QUOTE=Bird;73489]So you are saying that even if I get the old struts inspected and brought up to date I will always be behind the curve so to speak, the old ones will never be trusted?[/QUOTE]
I bought a set of struts that tested good for 450.00 bucks for my Tcraft I later sold my bad ones to a guy building an experimental aircraft for 400.00 he cut the ends off and made them the way he wanted... so not a lot of money, but a set that passed and then were oiled saved me a bunch of money. At the time I sell my plane I will be to old to fly anyway so probably will sell it right after I have them inspected. Beside the inspection time might be 10 year apart by then or there may not be an inspection time at all.
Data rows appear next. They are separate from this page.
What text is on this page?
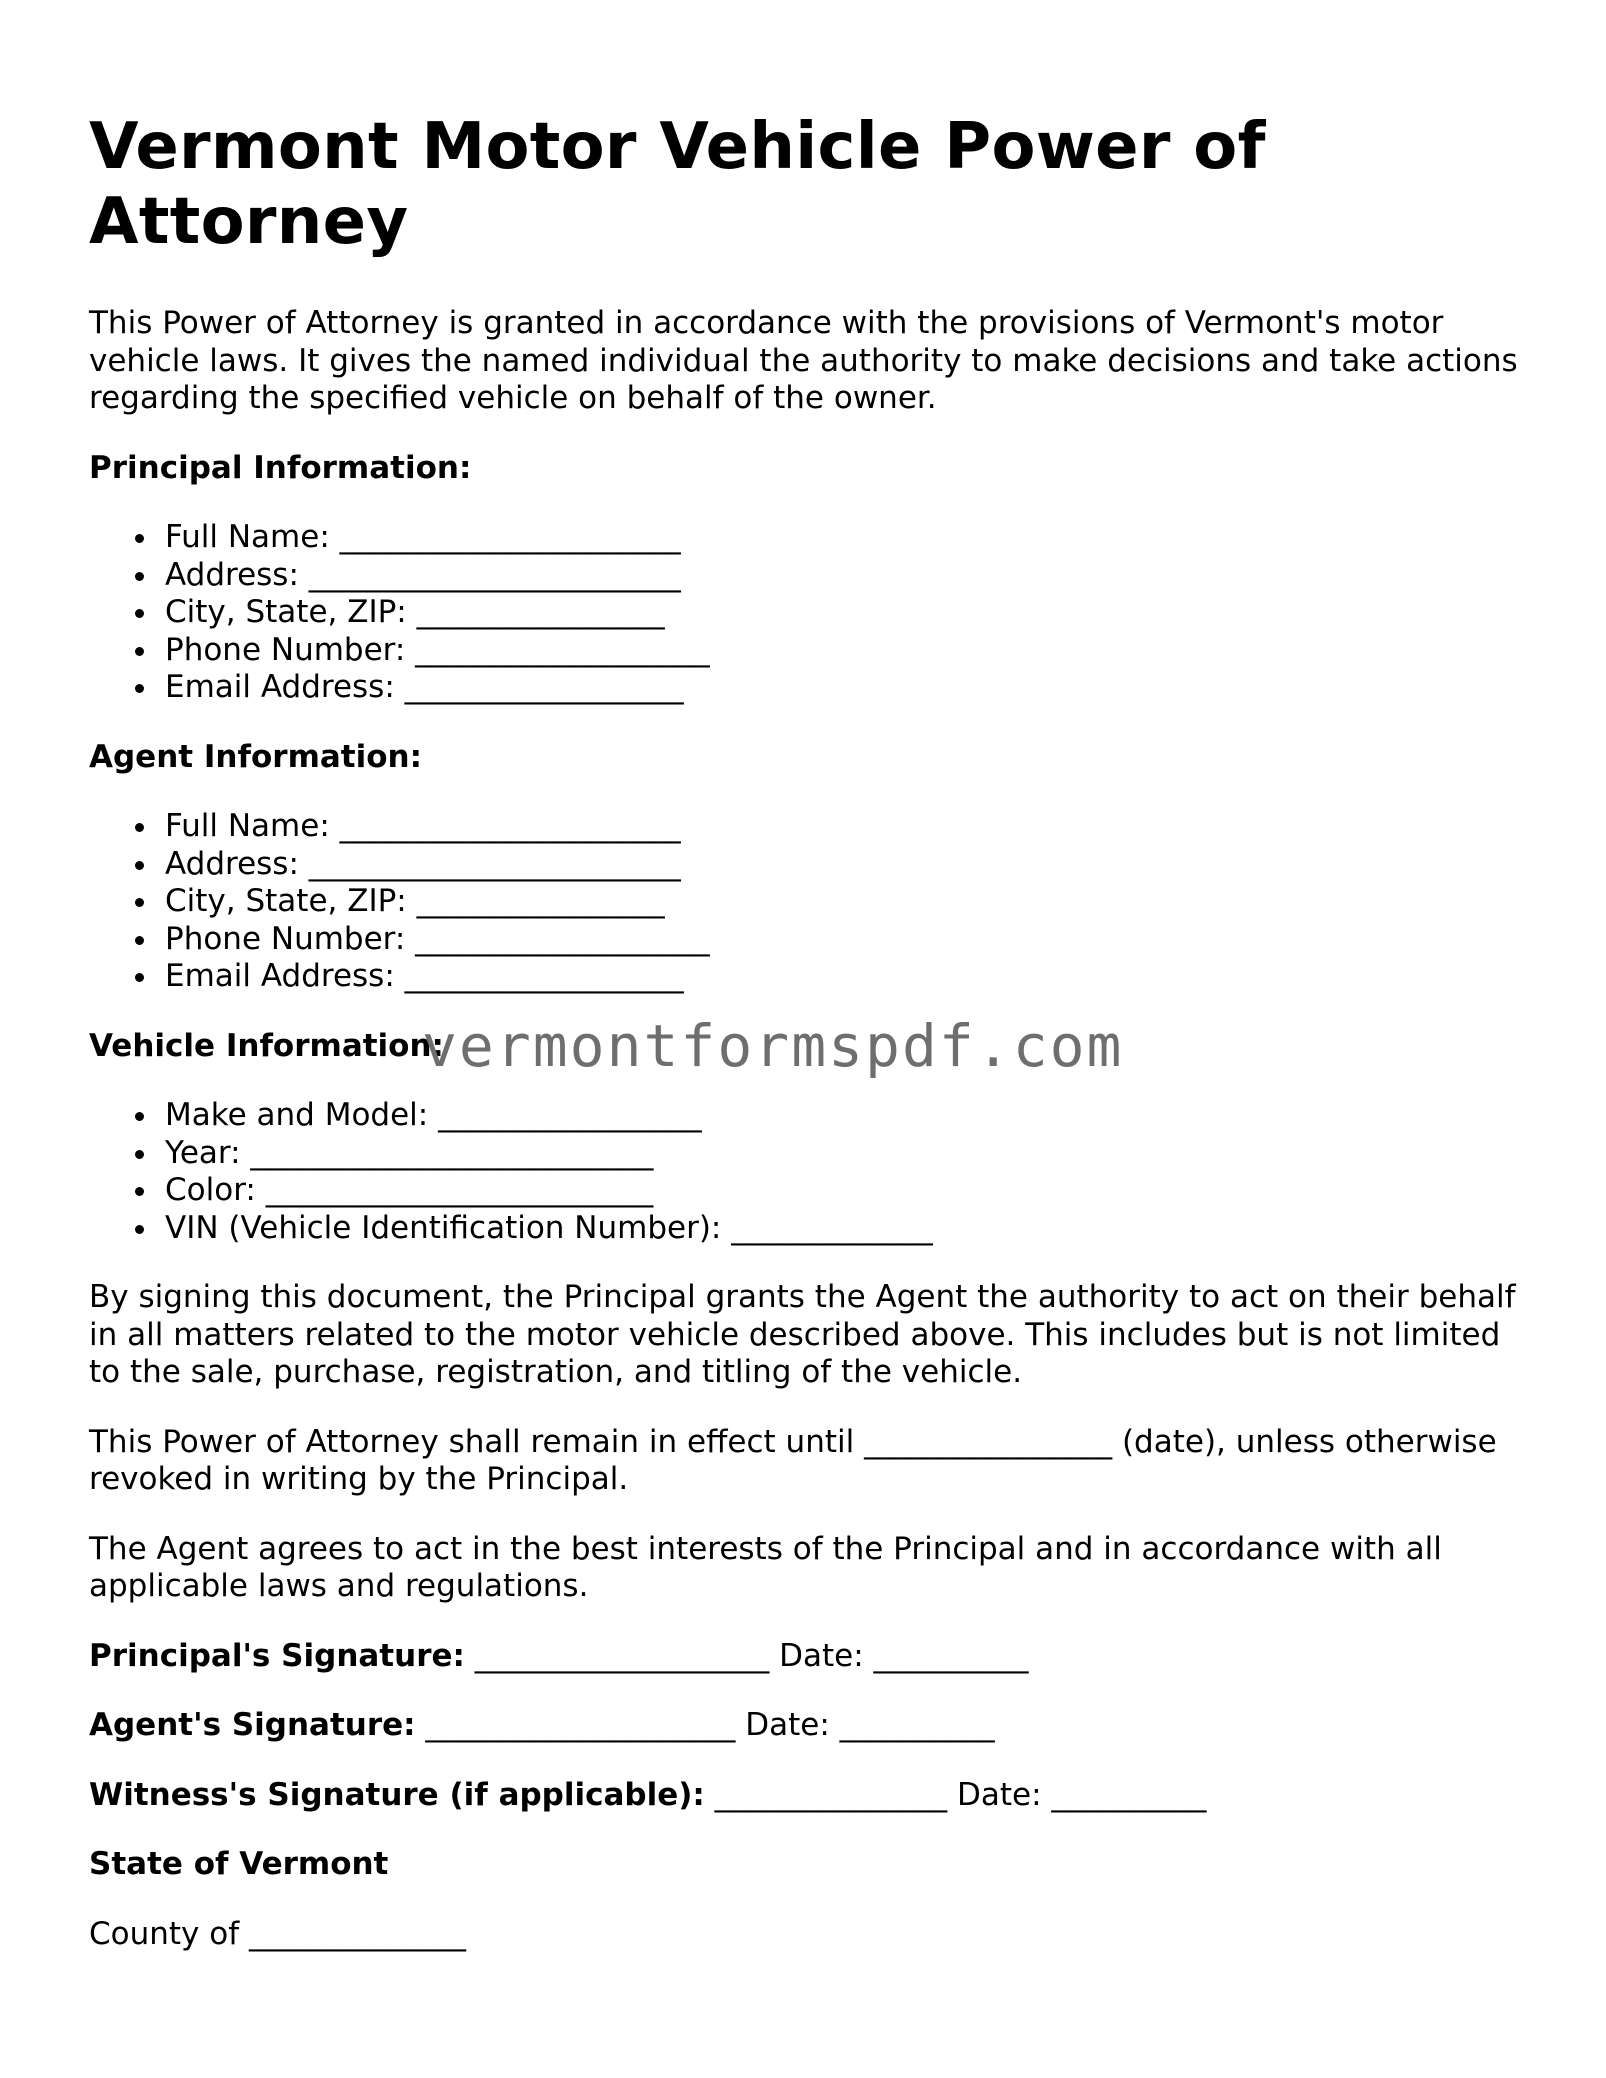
Vermont Motor Vehicle Power of Attorney

This Power of Attorney is granted in accordance with the provisions of Vermont's motor vehicle laws. It gives the named individual the authority to make decisions and take actions regarding the specified vehicle on behalf of the owner.

Principal Information:
Full Name: ______________________
Address: ________________________
City, State, ZIP: ________________
Phone Number: ___________________
Email Address: __________________
Agent Information:
Full Name: ______________________
Address: ________________________
City, State, ZIP: ________________
Phone Number: ___________________
Email Address: __________________
Vehicle Information:
Make and Model: _________________
Year: __________________________
Color: _________________________
VIN (Vehicle Identification Number): _____________

By signing this document, the Principal grants the Agent the authority to act on their behalf in all matters related to the motor vehicle described above. This includes but is not limited to the sale, purchase, registration, and titling of the vehicle.

This Power of Attorney shall remain in effect until ________________ (date), unless otherwise revoked in writing by the Principal.

The Agent agrees to act in the best interests of the Principal and in accordance with all applicable laws and regulations.

Principal's Signature: ___________________ Date: __________
Agent's Signature: ____________________ Date: __________
Witness's Signature (if applicable): _______________ Date: __________
State of Vermont

County of ______________

vermontformspdf.com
If your struts pass, WAG Aero can change the ends and make them sealed for less than the cost of new sealed struts, but they do a GOOD job of inspecting. All 4 of mine failed inspection, but they didn't charge me for the inspections since I bought new struts, plus they sent me the red tagged struts back so I could use them when I need to take the struts off the 45, or I can use them on an experimental as materials.
WAG are good people to work with, conservative on their inspections (would you want them not to be?) but good people.
Hank
Hello, new to the T-craft ownership.....I have a F-19 (s/n-067) and was wondering what is the story with my struts? I just started the rebuild of aircraft, and sent struts to have D/T and they passed....any info would be appreciated.